En 1798, paraît Dan tóka, CHANSONS DE DANSE POUR HOMMES[12].

[Note 12: Le titre est trompeur, car le volume ne contient que des poésies qui ne peuvent pas se chanter.]

Un volume de poésies où collaborent les dessinateurs Yékighi Tôrin, Yeishi, Shighémasa, Outamaro, Hokousaï: chaque artiste apportant le dessin d'une planche.

Une impression très soignée ressemblant à de la vraie aquarelle, avec le marron comme couleur dominante dans les robes des femmes.

La même année Hokousaï publie, sous la signature Kakô, l'HISTOIRE NATURELLE DES MONSTRES, Wakémono Yamato Honzô, dont le texte était donné par Kiôdén.

Un livre aux allusions ironiques, sans doute à propos de la publication d'un sérieux ouvrage sur l'histoire naturelle, et où l'imagination du dessinateur se donne toute liberté dans la création de ses monstres, les faisant, tour à tour, ridicules ou terribles. C'est dans l'effroi de femmes se cachant la figure, d'hommes couchés à terre, un monstre aux ailes de toile d'araignée, à la queue formée par le déroulement d'une lettre japonaise, à la tête faite par des besicles jouant l'appareil visuel de la libellule; c'est une tête de femme flottant sur l'eau, dont les épingles de la chevelure lui donnent l'aspect d'un crabe; c'est un arbre dont les feuilles sont des pièces d'or; c'est un oiseau à deux têtes, un dessin faisant revivre la légende des deux oiseaux si amoureux l'un de l'autre qu'ils semblaient ne faire qu'un oiseau.

IX

En ces années, en cette fin du XVIIIe siècle, le talent d'Hokousaï n'a pas seulement fait sa popularité chez ses compatriotes, ce talent commençait à être apprécié par les Hollandais faisant leur visite d'office, tous les cinq ans, à Yédo, et l'un d'eux, que l'on croit être le capitaine Isbert Hemmel, avait eu l'intelligente idée de rapporter en Europe deux rouleaux dus au pinceau de l'illustre maître, représentant, le premier, tous les épisodes de l'existence d'un Japonais depuis sa naissance jusqu'à sa mort, le second, tous les épisodes de l'existence d'une Japonaise, également depuis sa naissance jusqu'à sa mort.

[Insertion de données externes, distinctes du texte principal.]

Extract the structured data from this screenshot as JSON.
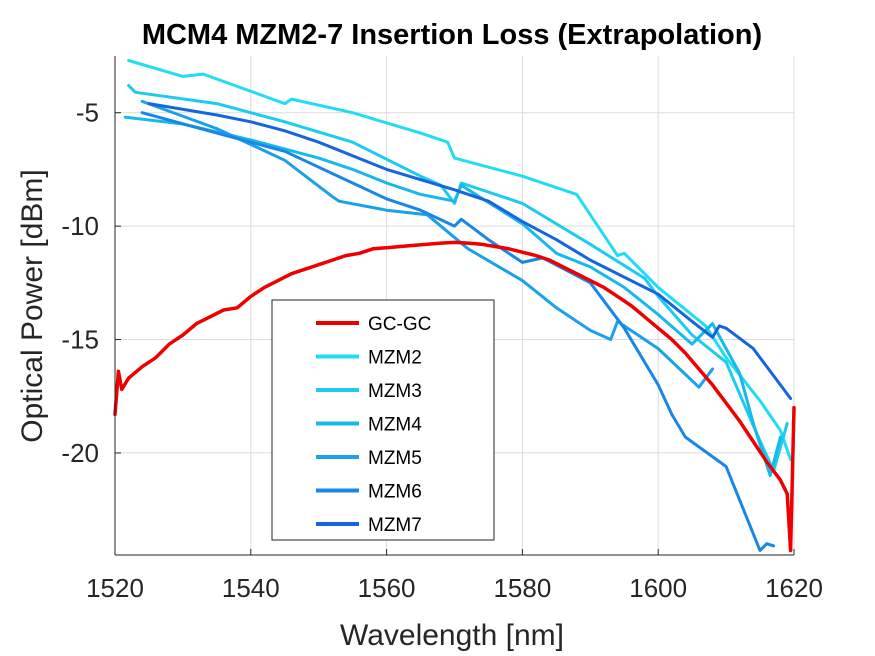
{
  "chart_data": {
    "type": "line",
    "title": "MCM4 MZM2-7 Insertion Loss (Extrapolation)",
    "xlabel": "Wavelength [nm]",
    "ylabel": "Optical Power [dBm]",
    "xlim": [
      1520,
      1620
    ],
    "ylim": [
      -24.5,
      -2.5
    ],
    "xticks": [
      1520,
      1540,
      1560,
      1580,
      1600,
      1620
    ],
    "yticks": [
      -5,
      -10,
      -15,
      -20
    ],
    "grid": true,
    "legend_position": "bottom-center",
    "series": [
      {
        "name": "GC-GC",
        "color": "#ee0000",
        "x": [
          1520,
          1520.5,
          1521,
          1522,
          1524,
          1526,
          1528,
          1530,
          1532,
          1534,
          1536,
          1538,
          1540,
          1542,
          1544,
          1546,
          1548,
          1550,
          1552,
          1554,
          1556,
          1558,
          1560,
          1562,
          1564,
          1566,
          1568,
          1570,
          1572,
          1574,
          1576,
          1578,
          1580,
          1582,
          1584,
          1586,
          1588,
          1590,
          1592,
          1594,
          1596,
          1598,
          1600,
          1602,
          1604,
          1606,
          1608,
          1610,
          1612,
          1614,
          1616,
          1618,
          1619,
          1619.5,
          1620
        ],
        "y": [
          -18.3,
          -16.4,
          -17.2,
          -16.7,
          -16.2,
          -15.8,
          -15.2,
          -14.8,
          -14.3,
          -14.0,
          -13.7,
          -13.6,
          -13.1,
          -12.7,
          -12.4,
          -12.1,
          -11.9,
          -11.7,
          -11.5,
          -11.3,
          -11.2,
          -11.0,
          -10.95,
          -10.9,
          -10.85,
          -10.8,
          -10.75,
          -10.72,
          -10.75,
          -10.8,
          -10.9,
          -11.0,
          -11.15,
          -11.3,
          -11.5,
          -11.8,
          -12.1,
          -12.4,
          -12.7,
          -13.1,
          -13.5,
          -14.0,
          -14.5,
          -15.0,
          -15.6,
          -16.3,
          -17.0,
          -17.8,
          -18.6,
          -19.5,
          -20.4,
          -21.2,
          -21.8,
          -24.3,
          -18.0
        ]
      },
      {
        "name": "MZM2",
        "color": "#22dcf3",
        "x": [
          1522,
          1530,
          1533,
          1545,
          1546,
          1555,
          1565,
          1569,
          1570,
          1580,
          1588,
          1594,
          1595,
          1600,
          1607,
          1610,
          1615,
          1618,
          1619.5
        ],
        "y": [
          -2.7,
          -3.4,
          -3.3,
          -4.6,
          -4.4,
          -5.0,
          -5.9,
          -6.3,
          -7.0,
          -7.8,
          -8.6,
          -11.3,
          -11.2,
          -12.7,
          -14.4,
          -15.8,
          -17.7,
          -19.0,
          -20.3
        ]
      },
      {
        "name": "MZM3",
        "color": "#1ccbf0",
        "x": [
          1522,
          1523,
          1535,
          1545,
          1555,
          1565,
          1568,
          1570,
          1571,
          1580,
          1590,
          1598,
          1600,
          1605,
          1610,
          1614,
          1617,
          1619
        ],
        "y": [
          -3.8,
          -4.1,
          -4.6,
          -5.4,
          -6.3,
          -7.8,
          -8.2,
          -9.0,
          -8.1,
          -9.0,
          -10.8,
          -12.3,
          -13.1,
          -14.8,
          -16.0,
          -18.8,
          -20.8,
          -18.7
        ]
      },
      {
        "name": "MZM4",
        "color": "#17b9ec",
        "x": [
          1521.5,
          1530,
          1540,
          1550,
          1555,
          1560,
          1565,
          1570,
          1571,
          1580,
          1585,
          1590,
          1595,
          1600,
          1605,
          1608,
          1612,
          1614,
          1616.5,
          1618
        ],
        "y": [
          -5.2,
          -5.5,
          -6.2,
          -7.0,
          -7.5,
          -8.1,
          -8.6,
          -8.9,
          -8.2,
          -9.9,
          -11.2,
          -11.8,
          -12.7,
          -13.9,
          -15.2,
          -14.3,
          -16.5,
          -18.7,
          -21.0,
          -19.3
        ]
      },
      {
        "name": "MZM5",
        "color": "#1aa1ea",
        "x": [
          1524,
          1535,
          1545,
          1552,
          1553,
          1560,
          1566,
          1572,
          1580,
          1585,
          1590,
          1593,
          1594,
          1600,
          1606,
          1608
        ],
        "y": [
          -4.5,
          -5.7,
          -7.1,
          -8.7,
          -8.9,
          -9.3,
          -9.5,
          -11.0,
          -12.4,
          -13.6,
          -14.6,
          -15.0,
          -14.2,
          -15.4,
          -17.1,
          -16.3
        ]
      },
      {
        "name": "MZM6",
        "color": "#1a86e6",
        "x": [
          1524,
          1535,
          1545,
          1555,
          1560,
          1565,
          1570,
          1571,
          1575,
          1580,
          1583,
          1590,
          1595,
          1600,
          1602,
          1604,
          1610,
          1615,
          1616,
          1617
        ],
        "y": [
          -5.0,
          -5.9,
          -6.7,
          -8.1,
          -8.8,
          -9.3,
          -10.0,
          -9.7,
          -10.6,
          -11.6,
          -11.4,
          -12.5,
          -14.5,
          -17.0,
          -18.3,
          -19.3,
          -20.6,
          -24.3,
          -24.0,
          -24.1
        ]
      },
      {
        "name": "MZM7",
        "color": "#1566de",
        "x": [
          1525,
          1535,
          1540,
          1545,
          1550,
          1560,
          1570,
          1575,
          1580,
          1585,
          1590,
          1600,
          1605,
          1608,
          1609,
          1610,
          1614,
          1619.5
        ],
        "y": [
          -4.6,
          -5.1,
          -5.4,
          -5.8,
          -6.3,
          -7.5,
          -8.4,
          -8.9,
          -9.8,
          -10.6,
          -11.5,
          -13.0,
          -14.2,
          -14.9,
          -14.4,
          -14.5,
          -15.4,
          -17.6
        ]
      }
    ]
  }
}
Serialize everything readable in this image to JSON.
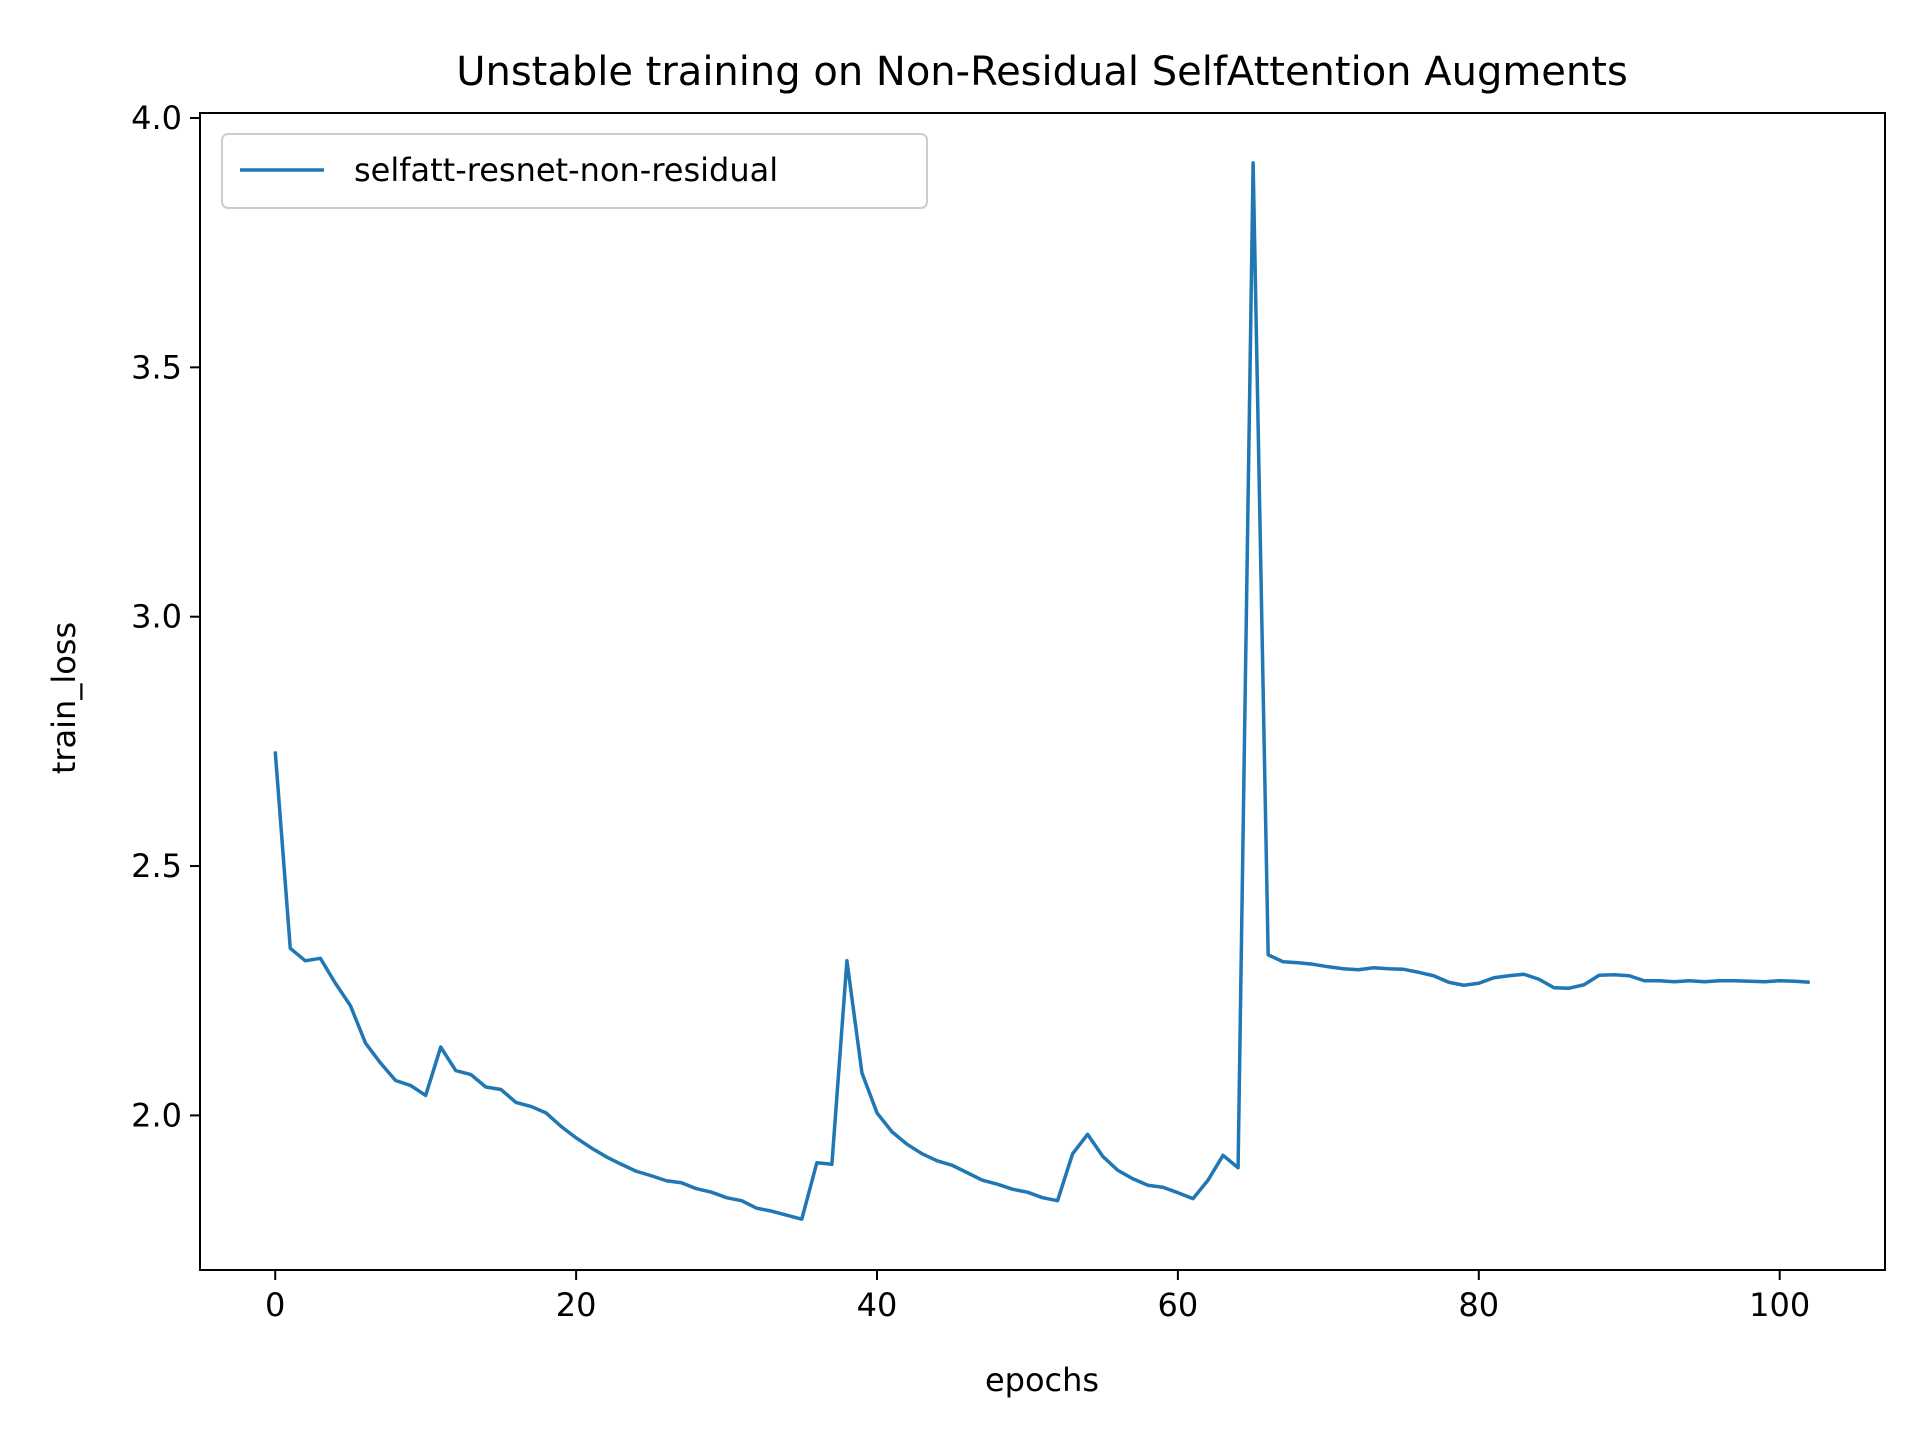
{
  "chart_data": {
    "type": "line",
    "title": "Unstable training on Non-Residual SelfAttention Augments",
    "xlabel": "epochs",
    "ylabel": "train_loss",
    "xlim": [
      -5,
      107
    ],
    "ylim": [
      1.69,
      4.01
    ],
    "xticks": [
      0,
      20,
      40,
      60,
      80,
      100
    ],
    "yticks": [
      2.0,
      2.5,
      3.0,
      3.5,
      4.0
    ],
    "ytick_labels": [
      "2.0",
      "2.5",
      "3.0",
      "3.5",
      "4.0"
    ],
    "xtick_labels": [
      "0",
      "20",
      "40",
      "60",
      "80",
      "100"
    ],
    "grid": false,
    "legend_position": "upper-left",
    "series": [
      {
        "name": "selfatt-resnet-non-residual",
        "color": "#1f77b4",
        "x": [
          0,
          1,
          2,
          3,
          4,
          5,
          6,
          7,
          8,
          9,
          10,
          11,
          12,
          13,
          14,
          15,
          16,
          17,
          18,
          19,
          20,
          21,
          22,
          23,
          24,
          25,
          26,
          27,
          28,
          29,
          30,
          31,
          32,
          33,
          34,
          35,
          36,
          37,
          38,
          39,
          40,
          41,
          42,
          43,
          44,
          45,
          46,
          47,
          48,
          49,
          50,
          51,
          52,
          53,
          54,
          55,
          56,
          57,
          58,
          59,
          60,
          61,
          62,
          63,
          64,
          65,
          66,
          67,
          68,
          69,
          70,
          71,
          72,
          73,
          74,
          75,
          76,
          77,
          78,
          79,
          80,
          81,
          82,
          83,
          84,
          85,
          86,
          87,
          88,
          89,
          90,
          91,
          92,
          93,
          94,
          95,
          96,
          97,
          98,
          99,
          100,
          101,
          102
        ],
        "y": [
          2.73,
          2.335,
          2.31,
          2.315,
          2.265,
          2.22,
          2.145,
          2.105,
          2.07,
          2.06,
          2.04,
          2.137,
          2.09,
          2.082,
          2.057,
          2.052,
          2.026,
          2.018,
          2.005,
          1.978,
          1.955,
          1.935,
          1.917,
          1.902,
          1.888,
          1.879,
          1.869,
          1.865,
          1.853,
          1.846,
          1.835,
          1.829,
          1.814,
          1.808,
          1.8,
          1.792,
          1.905,
          1.902,
          2.31,
          2.085,
          2.005,
          1.967,
          1.942,
          1.923,
          1.909,
          1.9,
          1.885,
          1.87,
          1.862,
          1.852,
          1.846,
          1.835,
          1.829,
          1.923,
          1.962,
          1.918,
          1.89,
          1.873,
          1.86,
          1.856,
          1.845,
          1.833,
          1.87,
          1.92,
          1.895,
          3.91,
          2.322,
          2.308,
          2.306,
          2.303,
          2.298,
          2.294,
          2.292,
          2.296,
          2.294,
          2.293,
          2.287,
          2.28,
          2.267,
          2.261,
          2.265,
          2.276,
          2.28,
          2.283,
          2.273,
          2.256,
          2.255,
          2.262,
          2.281,
          2.282,
          2.28,
          2.27,
          2.27,
          2.268,
          2.27,
          2.268,
          2.27,
          2.27,
          2.269,
          2.268,
          2.27,
          2.269,
          2.267
        ]
      }
    ]
  }
}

Le prix convenu de ce curieux historique de la vie japonaise était de 150 rios d'or (le rio d'or vaut une livre sterling). Et Hokousaï recevait du médecin hollandais attaché à l'expédition une commande d'un double des deux rouleaux.

Hokousaï apporta tous ses soins et sa science à la confection des quatre rouleaux, terminés au moment du départ des Hollandais. Et, quand Hokousaï livra ces rouleaux, le capitaine, très enchanté, lui remit l'argent convenu, mais le médecin, sous prétexte qu'il avait un traitement inférieur à celui du capitaine, ne voulut payer que la moitié du prix. À quoi Hokousaï se refusa, aussi bien qu'à lui laisser un rouleau à 75 rios.